The most common uses in dogs for ivermectin would include:

  • Monthly prevention of heartworm infection
  • Treatment of ear mite situations
  • Clearing heartworm larvae in active heartworm infection
  • Treatment of sarcoptic, notoedric or demodectic mange

Doses of ivermectin used for prevention and treatment of heartworm disease are approximately 50 times lower than doses used for other parasites, which is why it has been FDA approved. Other anti-parasite uses require higher dosages of the drug and have not been FDA approved and therefore are “off-label”. Ivermectin is used in higher dosages to treat both demodectic and sarcoptic mange in dogs.
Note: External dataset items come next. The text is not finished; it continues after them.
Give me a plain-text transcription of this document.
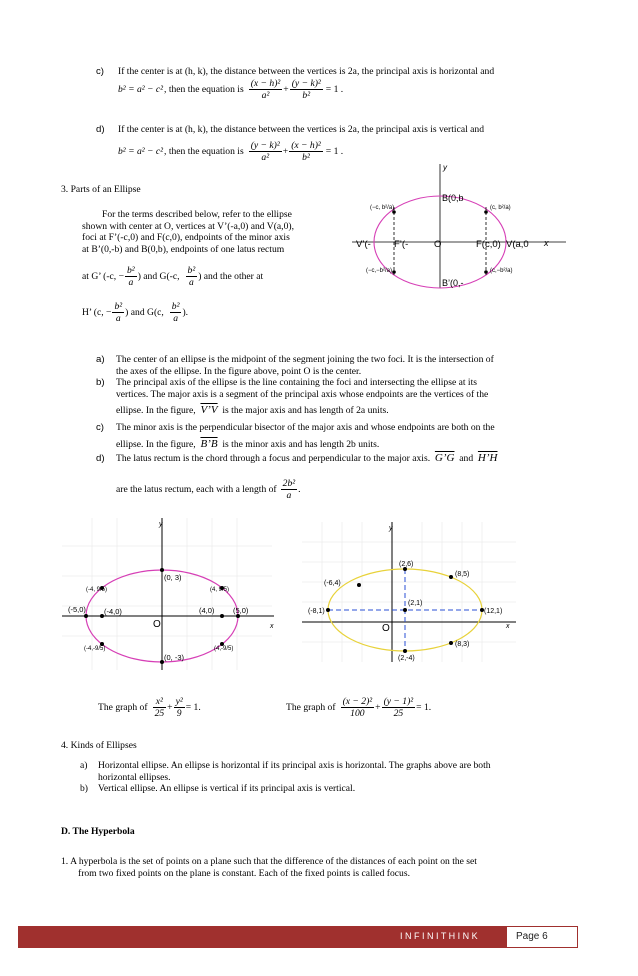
c) If the center is at (h, k), the distance between the vertices is 2a, the principal axis is horizontal and
b² = a² − c² , then the equation is $\frac{\text{(x − h)²}}{\text{a²}} + \frac{\text{(y − k)²}}{\text{b²}} = 1$ .
d) If the center is at (h, k), the distance between the vertices is 2a, the principal axis is vertical and
b² = a² − c² , then the equation is $\frac{\text{(y − k)²}}{\text{a²}} + \frac{\text{(x − h)²}}{\text{b²}} = 1$ .
3. Parts of an Ellipse
For the terms described below, refer to the ellipse
shown with center at O, vertices at V’(-a,0) and V(a,0),
foci at F’(-c,0) and F(c,0), endpoints of the minor axis
at B’(0,-b) and B(0,b), endpoints of one latus rectum
at G’ (-c, − $\frac{\text{b²}}{a}$ ) and G(-c, $\frac{\text{b²}}{a}$ ) and the other at
H’ (c, − $\frac{\text{b²}}{a}$ ) and G(c, $\frac{\text{b²}}{a}$ ).
y
x
B(0,b
B’(0,-
V’(- F’(-	O	F(c,0) V(a,0
(−c, b²/a)	(c, b²/a)
(−c,−b²/a)	(c,−b²/a)
a) The center of an ellipse is the midpoint of the segment joining the two foci. It is the intersection of
the axes of the ellipse. In the figure above, point O is the center.
b) The principal axis of the ellipse is the line containing the foci and intersecting the ellipse at its
vertices. The major axis is a segment of the principal axis whose endpoints are the vertices of the
ellipse. In the figure, V’V is the major axis and has length of 2a units.
c) The minor axis is the perpendicular bisector of the major axis and whose endpoints are both on the
ellipse. In the figure, B’B is the minor axis and has length 2b units.
d) The latus rectum is the chord through a focus and perpendicular to the major axis. G’G and H’H
are the latus rectum, each with a length of $\frac{\text{2b²}}{a}$ .
y
x
O
(0, 3)
(0, -3)
(-5,0) (-4,0)	(4,0) (5,0)
(-4, 9/5)	(4, 9/5)
(-4,-9/5)	(4,-9/5)
y
x
O
(2,6)
(8,5)
(-6,4)
(2,1)
(-8,1)	(12,1)
(8,3)
(2,-4)
The graph of $\frac{\text{x²}}{25} + \frac{\text{y²}}{9} = 1$.	The graph of $\frac{\text{(x − 2)²}}{100} + \frac{\text{(y − 1)²}}{25} = 1$.
4. Kinds of Ellipses
a) Horizontal ellipse. An ellipse is horizontal if its principal axis is horizontal. The graphs above are both
horizontal ellipses.
b) Vertical ellipse. An ellipse is vertical if its principal axis is vertical.
D. The Hyperbola
1. A hyperbola is the set of points on a plane such that the difference of the distances of each point on the set
from two fixed points on the plane is constant. Each of the fixed points is called focus.
I N F I N I T H I N K	Page 6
Problems may arise when higher doses of ivermectin are employed. Side effects usually occur in animals with genetic sensitivity to ivermectin. Highly sensitive dogs are at low risk for trouble when using the low dose heartworm preventive products. It is when using the off-label skin parasite protocols that adverse drug reactions can result.

Side Effects and Adverse Reactions

Side effects of urgent concern are: dilated pupils and drunken gait which can progress to respiratory paralysis and death if medication is not withdrawn and supportive care is not initiated.
More commonly seen side effects are:

  • depression
  • lethargy
  • vomiting
  • diarrhea
  • lack of appetite
  • incoordination
  • seizures
  • excessive salivation

Ivermectin should not be used in high dosages with valium or tranquilizers related to valium, amitraz dips, collars or topical treatments, or spinosad (Comfortis) due to the potential of adverse drug interactions.

Dogs with Genetic Sensitivity to Ivermectin

Dog breeds with genetic sensitivity to ivermectin include Collies, Shetland sheepdogs, Australian shepherds, Merle colored Pomeranians and Old English sheepdogs. Not every individual dog from these breeds is sensitive to ivermectin, and other individual dogs from other breeds may be prone to sensitivity. This is because it is a genetic mutation that causes the sensitivity.

Studies have shown that dogs ivermectin sensitivity have been found to have a mutant gene (within the MDR1 gene) for what is called the “P-glycoprotein.” Approximately 35% of Collies have a genetic mutation creating a non-functional P-glycoprotein. The P-glycoprotein has been studied largely because overexpression of this protein (i.e. having more of it than normal) results poor function of chemotherapy drugs in the treatment of cancer. The P-glycoprotein appears to be involved in keeping drugs out of certain body tissues. Having excess P-glycoprotein keeps chemotherapy drugs from reaching the tumor. When it comes to ivermectin sensitivity the problem is the opposite: mutant or non-functional P-glycoprotein leads to failure to keep certain drugs out of the central nervous system, allowing them access to sensitive tissue.

Ivermectin side effects stem from ivermectin entering the central nervous system. This allows for ivermectin doses that would normally be blocked from the central nervous system to gain access to it. Other herding breeds as listed above also have a tendency to express this mutation.

Very low test doses are often recommended at the start of a treatment to identify thes individuals regardless of their breed. Alternatively, a blood test is now available to test for genetic sensitivity. This genetic test for P-glycoprotein mutation will identify ivermectin sensitive dogs. It is a DNA test using an oral swab. Test kits can be ordered directly from the Washington State University Veterinary School and other DNA animal testing laboratories.